Karl Thomas Mozart (Note: His name was also spelt as Karlus, Carl or Carlus.) (21 September 1784 – 31 October 1858) was an Austrian musician. He was the second son and, along with his brother, one of the two surviving children of Wolfgang and Constanze Mozart. The other was Franz Xaver Wolfgang Mozart.

== Biography ==
Karl was born in Vienna. His schooling, in Prague, was under Franz Xaver Niemetschek and František Xaver Dušek, and he became a gifted pianist. Before he finished his schooling, however, he left for Livorno in 1797 to begin his apprenticeship with a trading firm.

He planned to open a piano store in the following years, but the project failed for lack of funds.
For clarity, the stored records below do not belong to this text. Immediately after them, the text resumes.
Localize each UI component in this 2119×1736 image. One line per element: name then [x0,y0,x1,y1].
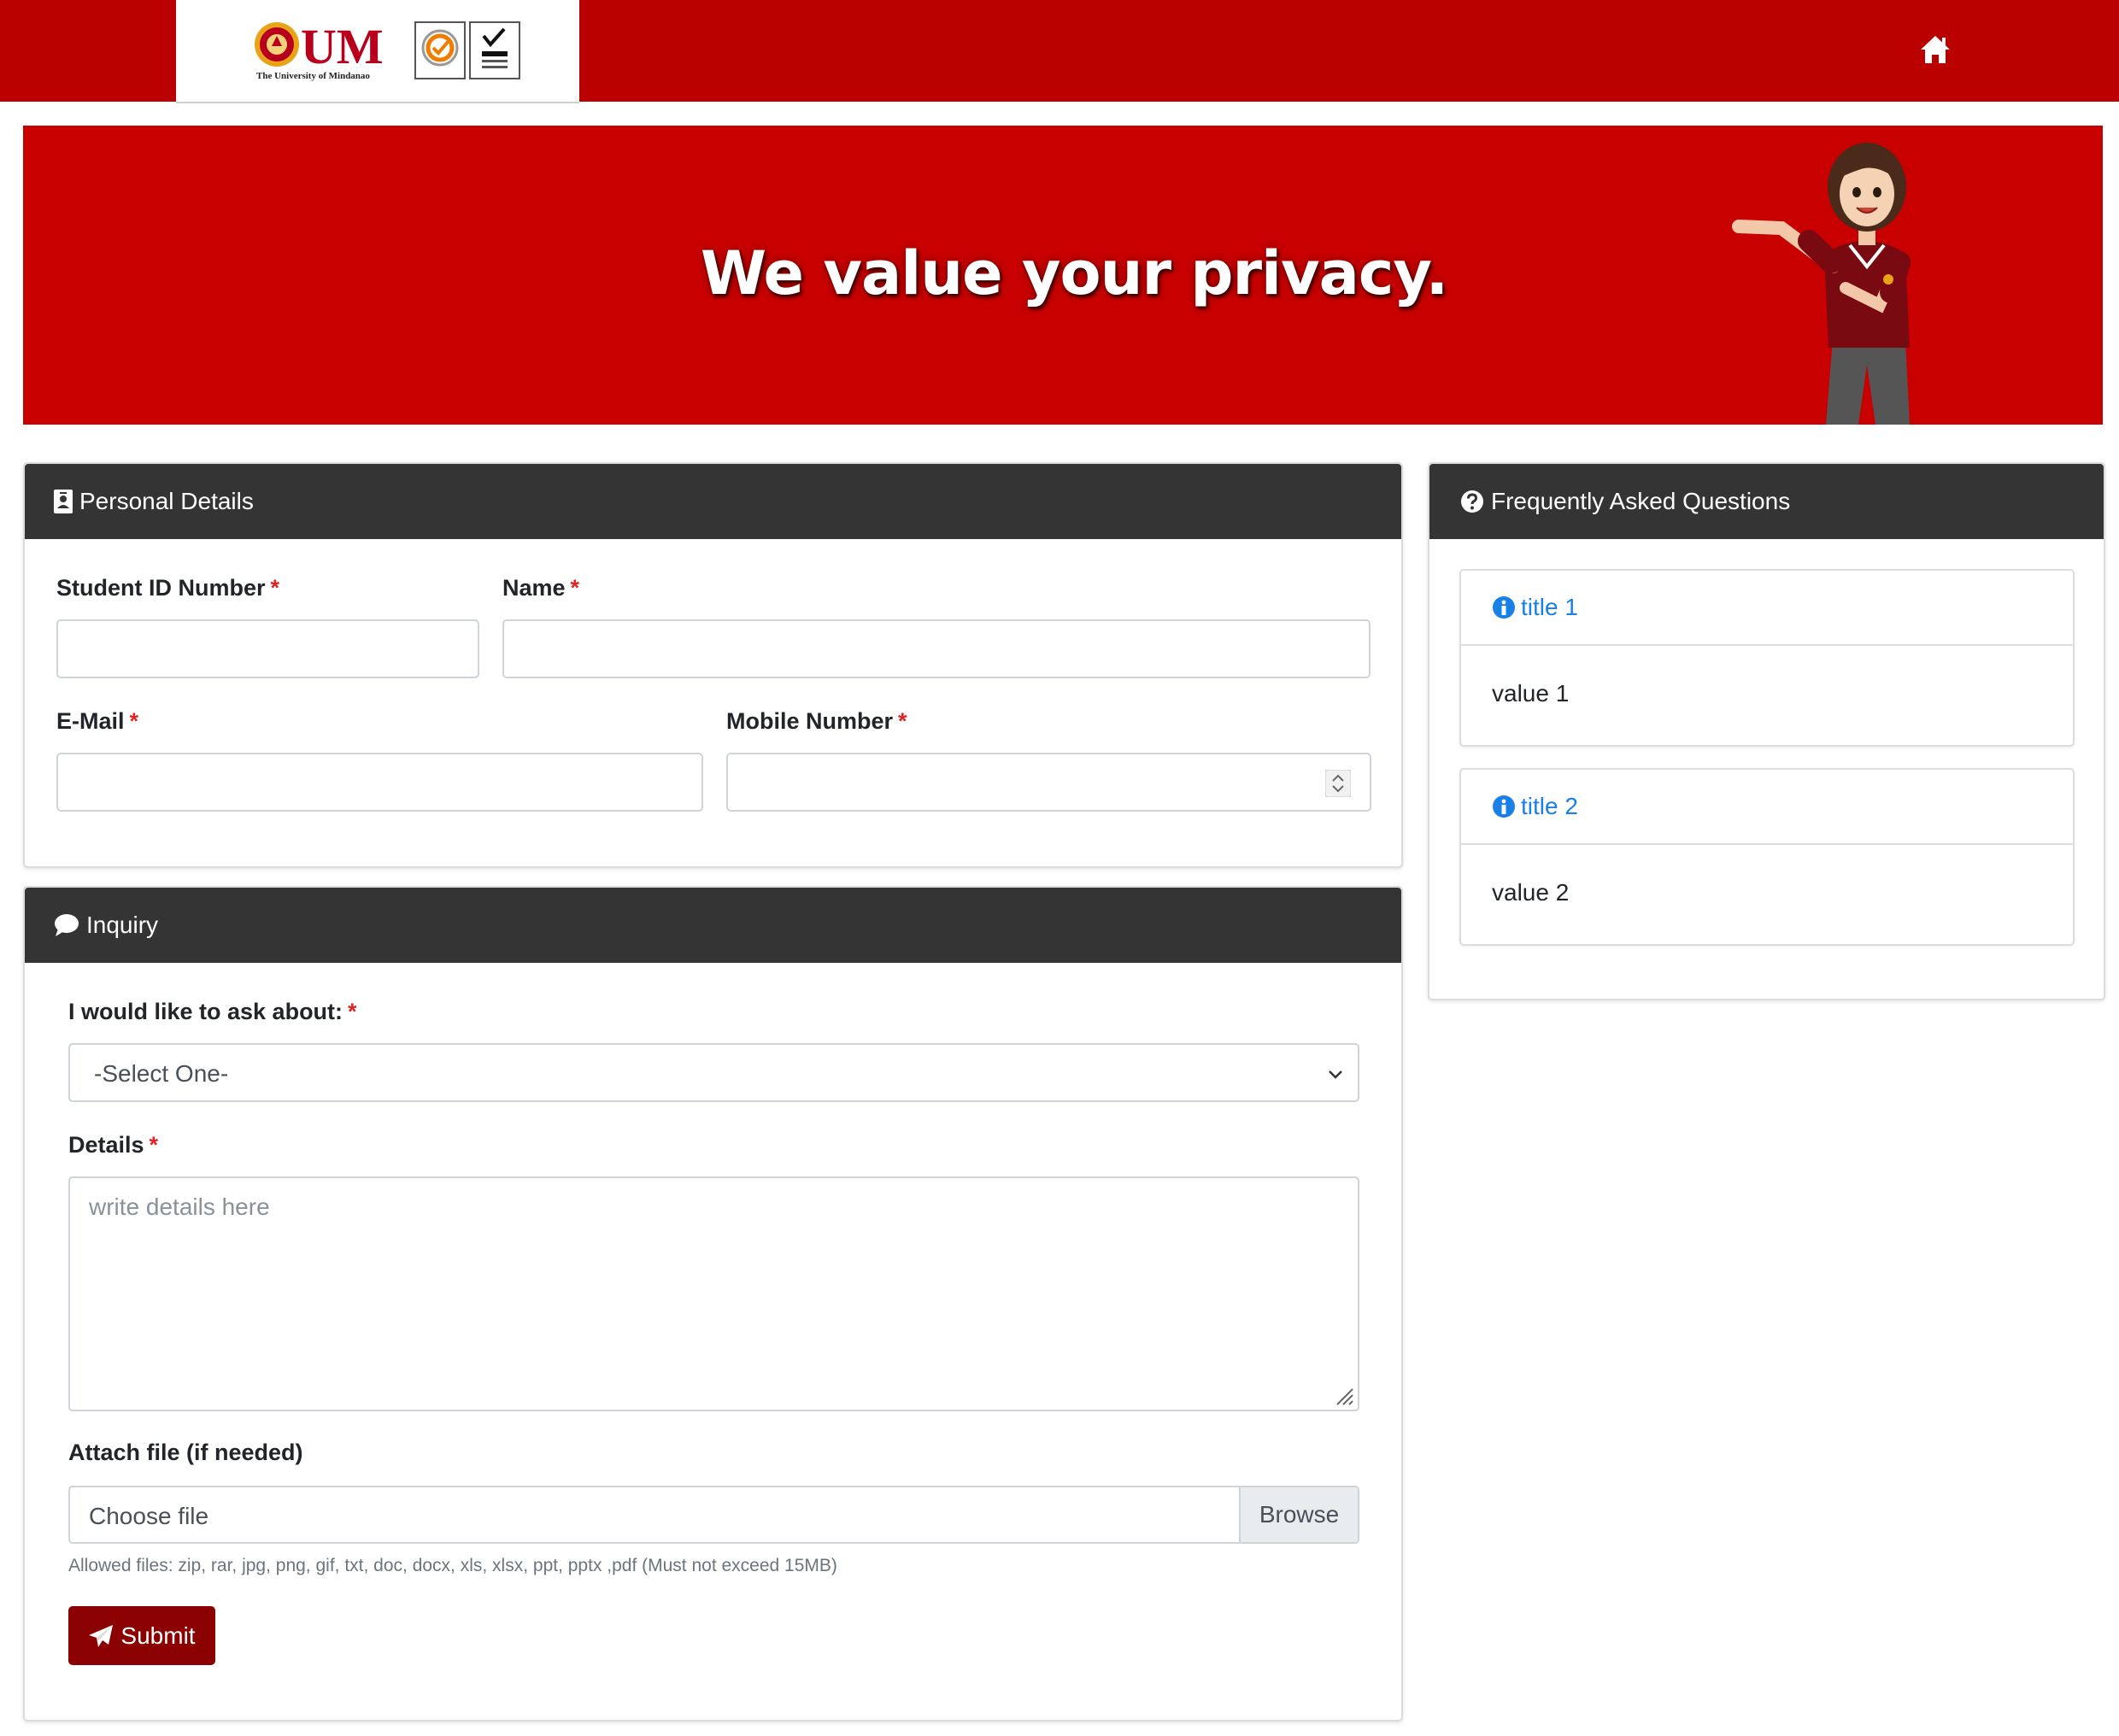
resize-grip-icon[interactable] [1332,1384,1354,1406]
faq-item-value: value 2 [1492,879,1570,906]
faq-header: Frequently Asked Questions [1429,464,2104,539]
top-navbar: UM The University of Mindanao [0,0,2119,103]
mobile-number-input[interactable] [726,753,1371,812]
file-input[interactable]: Choose file Browse [68,1486,1359,1544]
id-badge-icon [54,490,73,513]
name-label: Name * [502,575,580,601]
paper-plane-icon [89,1624,114,1647]
question-circle-icon [1461,490,1483,513]
faq-title: Frequently Asked Questions [1491,488,1791,514]
info-circle-icon [1493,795,1515,818]
info-circle-icon [1493,596,1515,619]
details-placeholder: write details here [89,1194,270,1220]
email-label: E-Mail * [56,708,139,734]
student-id-input[interactable] [56,619,479,678]
submit-label: Submit [120,1622,196,1649]
home-icon[interactable] [1919,34,1952,65]
personal-details-card: Personal Details Student ID Number * Name… [23,462,1403,868]
number-spinner-icon[interactable] [1325,770,1351,797]
allowed-files-hint: Allowed files: zip, rar, jpg, png, gif, … [68,1556,837,1575]
chevron-down-icon [1329,1070,1342,1079]
topic-label: I would like to ask about: * [68,999,357,1024]
personal-details-header: Personal Details [25,464,1401,539]
brand-logo-box[interactable]: UM The University of Mindanao [176,0,579,103]
personal-details-title: Personal Details [79,488,254,514]
topic-select[interactable]: -Select One- [68,1043,1359,1102]
inquiry-header: Inquiry [25,888,1401,963]
inquiry-card: Inquiry I would like to ask about: * -Sel… [23,886,1403,1721]
faq-item-title[interactable]: title 1 [1461,571,2073,646]
faq-card: Frequently Asked Questions title 1 value… [1428,462,2105,1000]
faq-item-value: value 1 [1492,680,1570,707]
mascot-illustration [1732,143,1911,425]
svg-text:UM: UM [301,19,384,74]
details-label: Details * [68,1132,159,1158]
submit-button[interactable]: Submit [68,1606,215,1665]
details-textarea[interactable]: write details here [68,1176,1359,1411]
student-id-label: Student ID Number * [56,575,280,601]
topic-selected-value: -Select One- [94,1060,229,1087]
inquiry-title: Inquiry [86,912,159,938]
browse-button[interactable]: Browse [1239,1487,1358,1542]
faq-item: title 1 value 1 [1459,569,2075,747]
faq-item-title[interactable]: title 2 [1461,770,2073,845]
name-input[interactable] [502,619,1371,678]
mobile-number-label: Mobile Number * [726,708,907,734]
attach-file-label: Attach file (if needed) [68,1440,303,1465]
email-input[interactable] [56,753,703,812]
svg-text:The University of Mindanao: The University of Mindanao [256,71,370,81]
comment-icon [55,914,79,936]
privacy-banner: We value your privacy. [23,126,2103,425]
university-logo: UM The University of Mindanao [255,19,520,81]
faq-item: title 2 value 2 [1459,768,2075,946]
file-input-placeholder: Choose file [89,1503,209,1529]
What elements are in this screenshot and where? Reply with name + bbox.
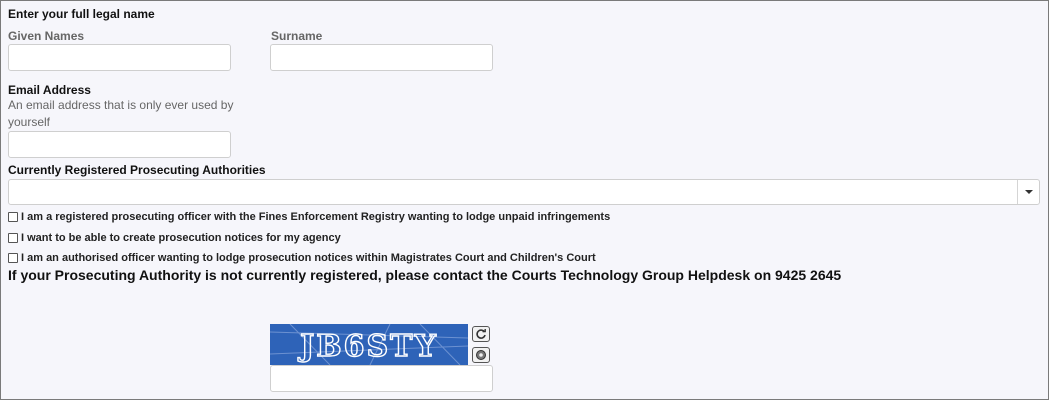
captcha-input[interactable]	[270, 365, 493, 392]
authorities-label: Currently Registered Prosecuting Authori…	[8, 163, 266, 177]
form-panel: Enter your full legal name Given Names S…	[0, 0, 1049, 400]
email-help-line1: An email address that is only ever used …	[8, 98, 234, 112]
checkbox-fines-enforcement[interactable]	[8, 212, 18, 222]
dropdown-toggle[interactable]	[1017, 180, 1039, 204]
checkbox-authorised-officer[interactable]	[8, 253, 18, 263]
checkbox-authorised-officer-label: I am an authorised officer wanting to lo…	[21, 252, 596, 264]
given-names-input[interactable]	[8, 44, 231, 71]
surname-input[interactable]	[270, 44, 493, 71]
section-title: Enter your full legal name	[8, 7, 155, 21]
chevron-down-icon	[1024, 190, 1033, 194]
captcha-image: JB6STY	[270, 324, 468, 365]
checkbox-prosecution-notices[interactable]	[8, 233, 18, 243]
checkbox-row-prosecution-notices[interactable]: I want to be able to create prosecution …	[8, 232, 341, 244]
given-names-label: Given Names	[8, 29, 85, 43]
email-input[interactable]	[8, 131, 231, 158]
email-label: Email Address	[8, 83, 91, 97]
surname-label: Surname	[271, 29, 323, 43]
captcha-text: JB6STY	[297, 329, 438, 364]
audio-icon	[476, 350, 486, 360]
helpdesk-notice: If your Prosecuting Authority is not cur…	[8, 267, 842, 283]
captcha-audio-button[interactable]	[472, 347, 490, 363]
checkbox-row-fines-enforcement[interactable]: I am a registered prosecuting officer wi…	[8, 211, 610, 223]
refresh-icon	[476, 329, 486, 339]
checkbox-fines-enforcement-label: I am a registered prosecuting officer wi…	[21, 211, 611, 223]
email-help-line2: yourself	[8, 115, 51, 129]
authorities-select[interactable]	[8, 179, 1040, 205]
checkbox-row-authorised-officer[interactable]: I am an authorised officer wanting to lo…	[8, 252, 596, 264]
captcha-refresh-button[interactable]	[472, 326, 490, 342]
checkbox-prosecution-notices-label: I want to be able to create prosecution …	[21, 232, 341, 244]
captcha-noise: JB6STY	[270, 324, 468, 365]
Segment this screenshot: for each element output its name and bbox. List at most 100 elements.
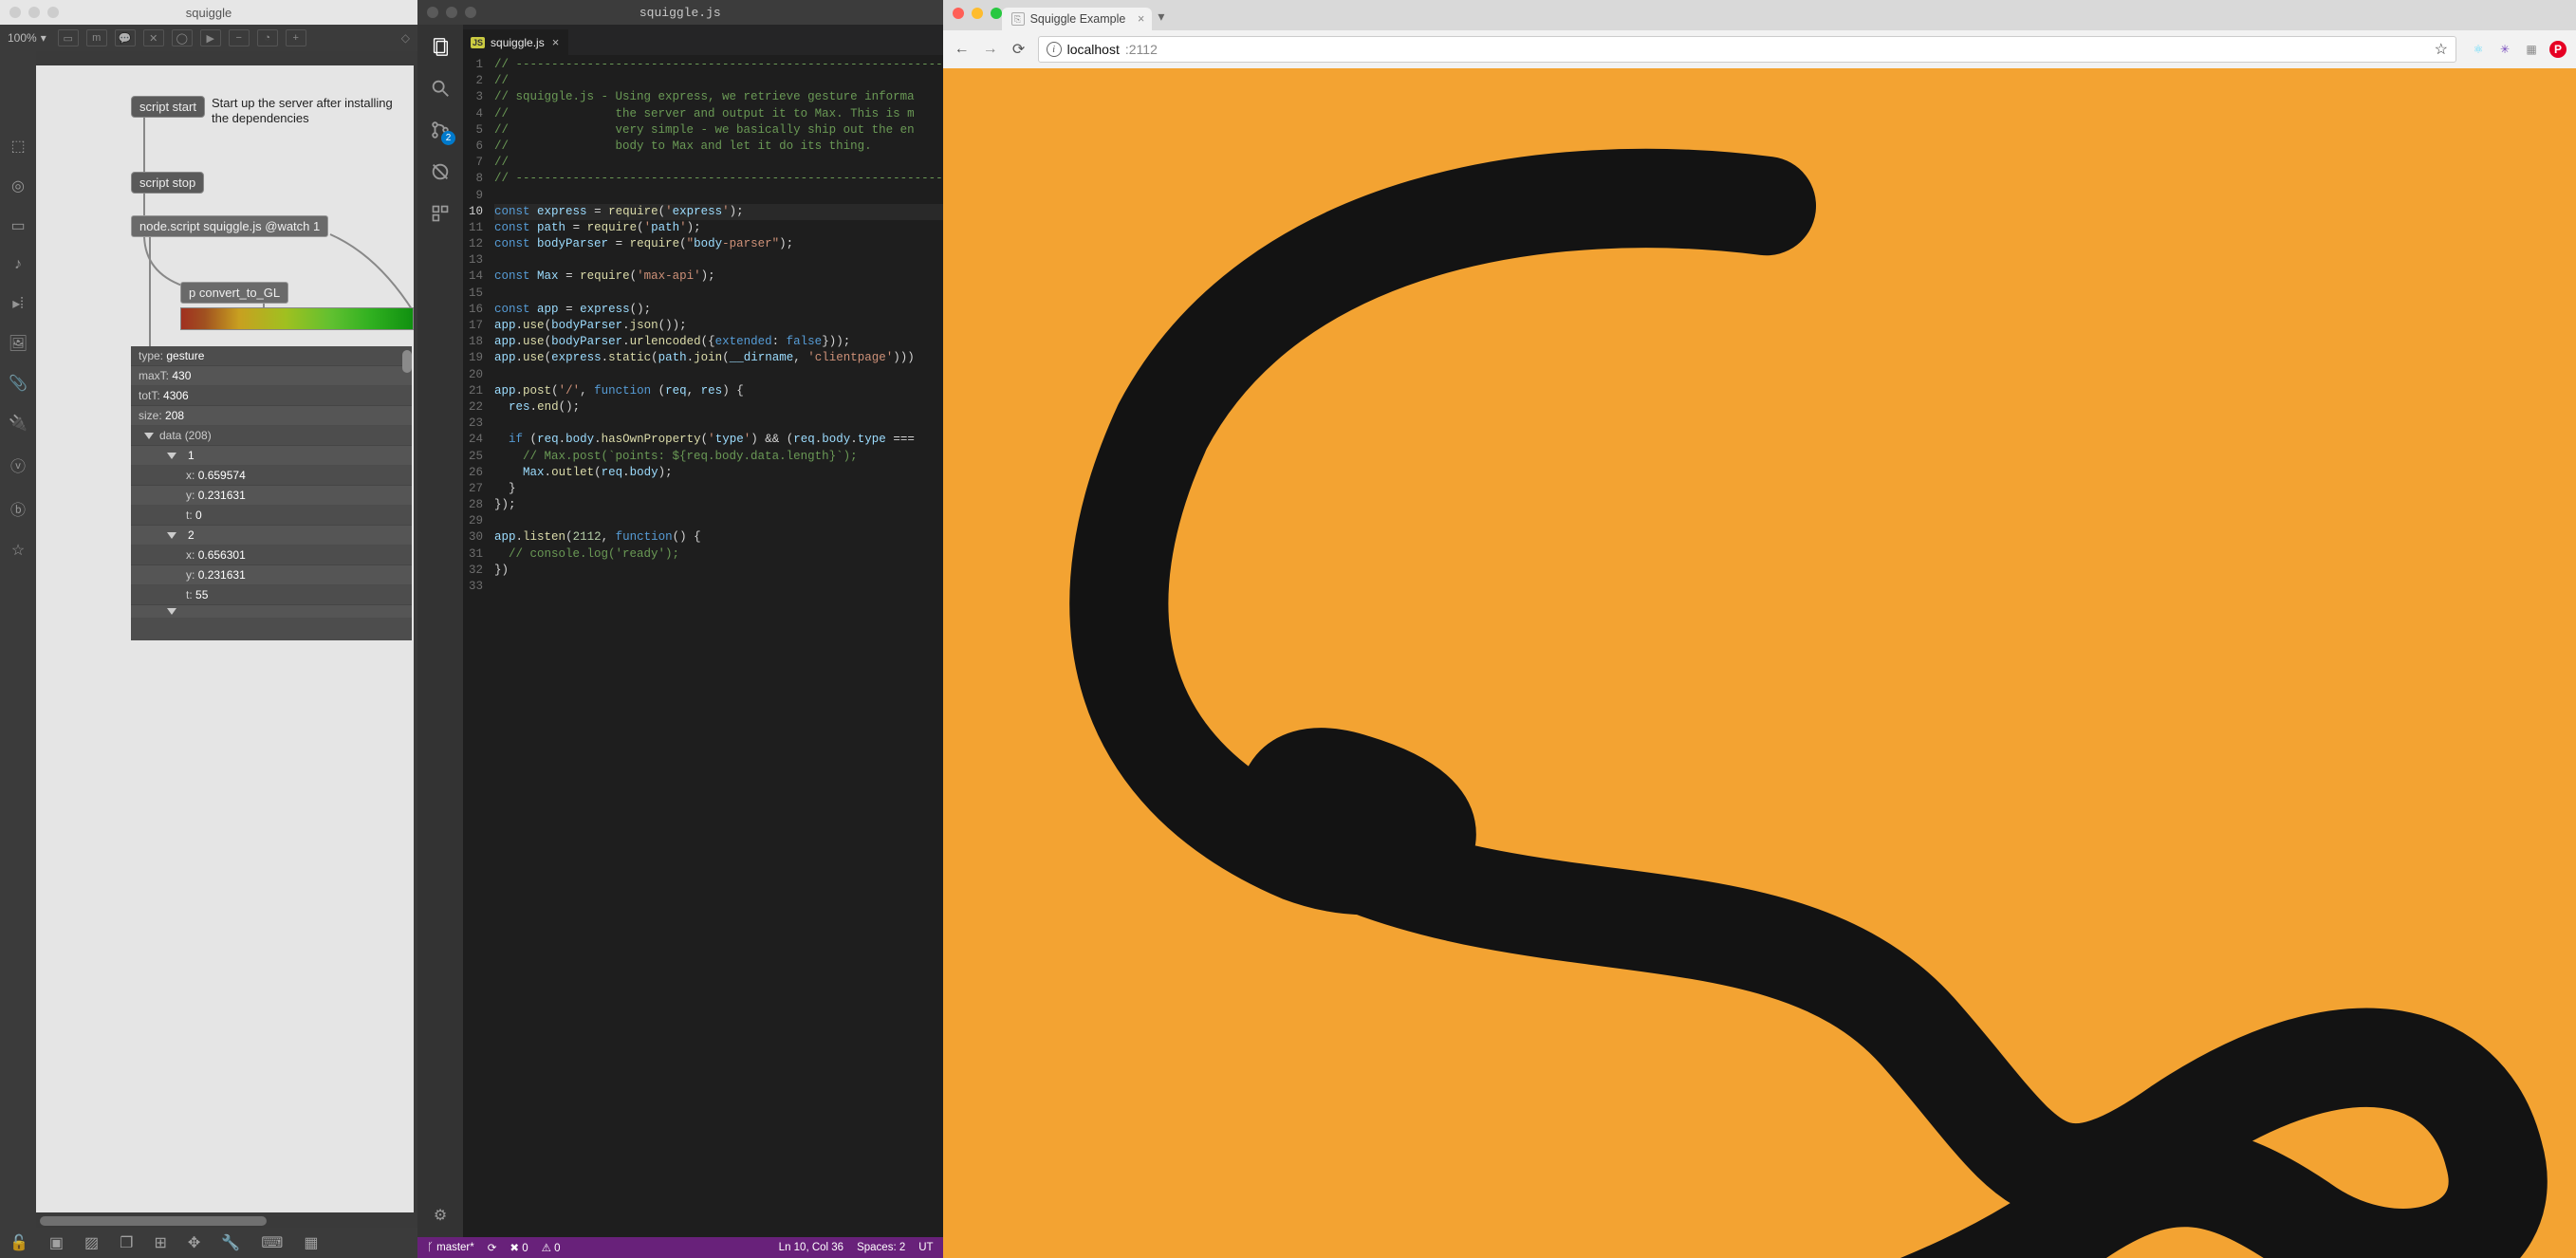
close-tab-icon[interactable]: × bbox=[552, 35, 560, 49]
traffic-minimize-icon[interactable] bbox=[28, 7, 40, 18]
status-sync-icon[interactable]: ⟳ bbox=[488, 1241, 497, 1254]
dict-view[interactable]: type: gesture maxT: 430 totT: 4306 size:… bbox=[131, 346, 412, 640]
zoom-label: 100% bbox=[8, 31, 37, 45]
toolbar-dial-icon[interactable]: ◔ bbox=[257, 29, 278, 46]
image-icon[interactable]: 🖼 bbox=[9, 334, 28, 353]
panel-icon[interactable]: ▭ bbox=[10, 216, 25, 235]
audio-icon[interactable]: ♪ bbox=[14, 256, 22, 273]
editor-code[interactable]: // -------------------------------------… bbox=[494, 55, 943, 597]
browser-tab[interactable]: ⎘ Squiggle Example × bbox=[1002, 8, 1153, 30]
site-info-icon[interactable]: i bbox=[1047, 42, 1062, 57]
debug-icon[interactable] bbox=[428, 159, 453, 184]
reload-button[interactable]: ⟳ bbox=[1010, 40, 1029, 59]
chrome-toolbar: ← → ⟳ i localhost:2112 ☆ ⚛ ✳ ▦ P bbox=[943, 30, 2576, 68]
max-window-title: squiggle bbox=[0, 6, 417, 20]
grid-icon[interactable]: ⊞ bbox=[155, 1233, 167, 1252]
squiggle-drawing bbox=[943, 68, 2576, 1258]
max-left-rail: ⬚ ◎ ▭ ♪ ▸⦙ 🖼 📎 🔌 ⓥ ⓑ ☆ bbox=[0, 51, 36, 1228]
vscode-activity-bar: 2 ⚙ bbox=[417, 25, 463, 1237]
triangle-down-icon bbox=[144, 433, 154, 439]
traffic-minimize-icon[interactable] bbox=[446, 7, 457, 18]
status-errors[interactable]: ✖ 0 bbox=[510, 1241, 528, 1254]
status-branch[interactable]: ᚴ master* bbox=[427, 1242, 474, 1253]
toolbar-button-icon[interactable]: ◯ bbox=[172, 29, 193, 46]
target-icon[interactable]: ◎ bbox=[11, 176, 25, 195]
lock-icon[interactable]: 🔓 bbox=[9, 1233, 28, 1252]
zoom-dropdown[interactable]: 100% ▾ bbox=[8, 31, 46, 45]
dict-tott-value: 4306 bbox=[163, 389, 189, 402]
keyboard-icon[interactable]: ⌨ bbox=[261, 1233, 283, 1252]
address-bar[interactable]: i localhost:2112 ☆ bbox=[1038, 36, 2456, 63]
toolbar-number-icon[interactable]: − bbox=[229, 29, 250, 46]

He moved to Milan in 1805 and studied music with Bonifazio Asioli, though he gave up his studies in 1810 to become an official in the service of the Austrian financial administration and the governmental accounting department in Milan. He also served as official translator for Italian for the Austrian Court Chamber. He owned a house in the village of Caversaccio in Valmorea, Province of Como not far from Lake Como and Lake Lugano; he appreciated the amenities of the place and the wholesomeness of the water. He bequeathed the house to the town, which is stated on a plaque dedicated to him. The Town Hall keeps a copy of the will.

He also frequently attended events related to his father until his death in Milan in 1858. Like his brother, he was unmarried and childless; thus the Mozart family line died with him.